Protocol Location Reason
EscalationQueueRepository src/synthorg/communication/conflict_resolution/escalation/protocol.py Lifecycle + streaming + state-machine ops (apply_decision, cancel, mark_expired) do not fit CRUD; subscribe_notifications returns an AsyncIterator for real-time cross-instance updates
IdempotencyRepository src/synthorg/persistence/idempotency_protocol.py Atomic claim-and-lease with token-guarded CAS; claim/complete/fail form a state machine independent of entity shape and do not expose list/query/delete semantics
ProjectCostAggregateRepository src/synthorg/persistence/project_cost_aggregate_protocol.py Only get + atomic increment with mixed-currency rejection; no save/delete/list/query semantics at all
SeenClaimsRepository src/synthorg/persistence/seen_claims_protocol.py Dedup with TTL pruning + atomic mark_seen; no entity model, only idempotency-key existence checks and mark-seen CAS

Migration mechanics

For each protocol:

  1. Define a frozen <Entity>FilterSpec Pydantic model in the same file when filtered queries exist. extra="forbid".
  2. Update the protocol class to inherit from the appropriate generics and keep bespoke methods that meet the D7 criteria.
  3. Update the SQLite and Postgres implementations to expose the generic method surface.

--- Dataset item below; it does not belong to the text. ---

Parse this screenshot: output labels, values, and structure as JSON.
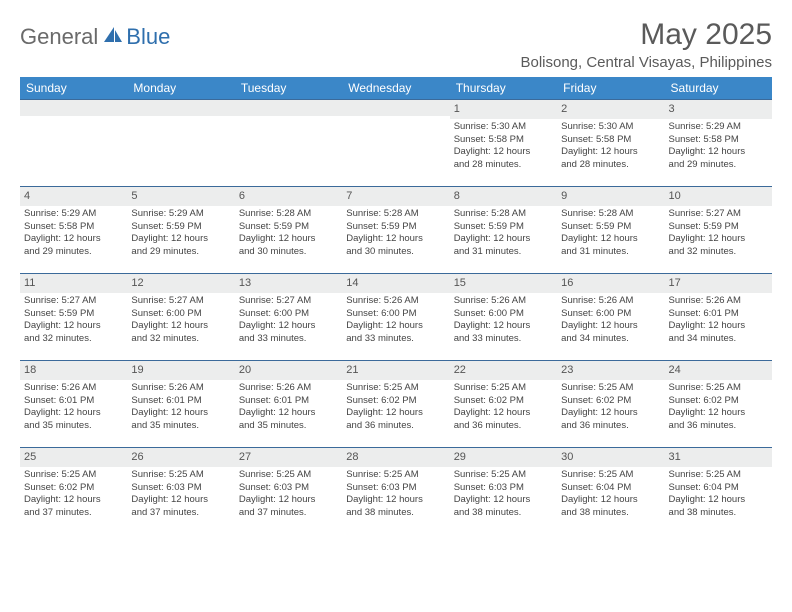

Rename list_<entities> to list_items and query. Drop find_by_* finders that fail the D7 criteria; fold their callsites into query(<FilterSpec>(<field>=...)).
  4. Update the conformance test at tests/conformance/persistence/test_<entity>_repo.py to assert against the generic method names.
  5. Update every callsite. Run uv run mypy src/ tests/ to catch anything missed.

Callsite patterns

Filter-by-arg becomes query(FilterSpec(...)):

# old
tasks = await backend.tasks.list_tasks(status=TaskStatus.PENDING, project="p1")
# new
tasks = await backend.tasks.query(TaskFilterSpec(status=TaskStatus.PENDING, project="p1"))

CAS rename:

# old
ok = await backend.approvals.expire_if_pending(approval_id)
# new
ok = await backend.approvals.transition_if(
    approval_id,
    from_state=ApprovalStatus.PENDING,
    to_state=ApprovalStatus.EXPIRED,
    expired_at=now,
)

D7-compliant bespoke methods are unchanged:

user = await backend.users.get_by_username(NotBlankStr("alice"))

Compat scope

None. SynthOrg is pre-alpha; renames apply across the codebase in the same commit that touches the protocol surface. No deprecation passthroughs, no aliases.

Alternatives considered

  • Keep status quo (44 bespoke protocols). Rejected: drift is already visible (list_tasks vs query vs get_history) and the cost of consolidation grows monotonically with each new entity.
  • Four categories without StatefulRepository and MVCCRepository. Rejected: CAS transitions and MVCC are structurally distinct from CRUD; folding them into IdKeyed loses the atomicity guarantee that callers depend on.
  • Five categories merging Singleton into IdKeyed-with-Unit-key. Rejected: the API surface of a singleton (get() with no args) is meaningfully simpler at the callsite than an id-keyed equivalent forced to pass () or None.
  • Dedicated CompositeKeyedRepository[T, *Keys] category. Rejected: variadic-tuple type vars (PEP 646) are still rough at the edges in mypy strict; IdKeyedRepository[T, tuple[str, str]] is clearer and works today.

Consequences

  • Reviewability: ~40+ protocol files touched in one PR. Commits are granular (one per protocol) so reviewers can read commit-by-commit.
  • Mypy strict: validated by the Phase 1 first migration; if Protocol composition trips strictness, the per-method redeclaration fallback is documented in the migration recipe.
  • Conformance tests: the parametrised backend fixture continues to work; the test bodies become more uniform per category.
  • Out of scope: DB schemas (Python interface refactor only); web / CLI callsites beyond the typing ripple; telemetry events.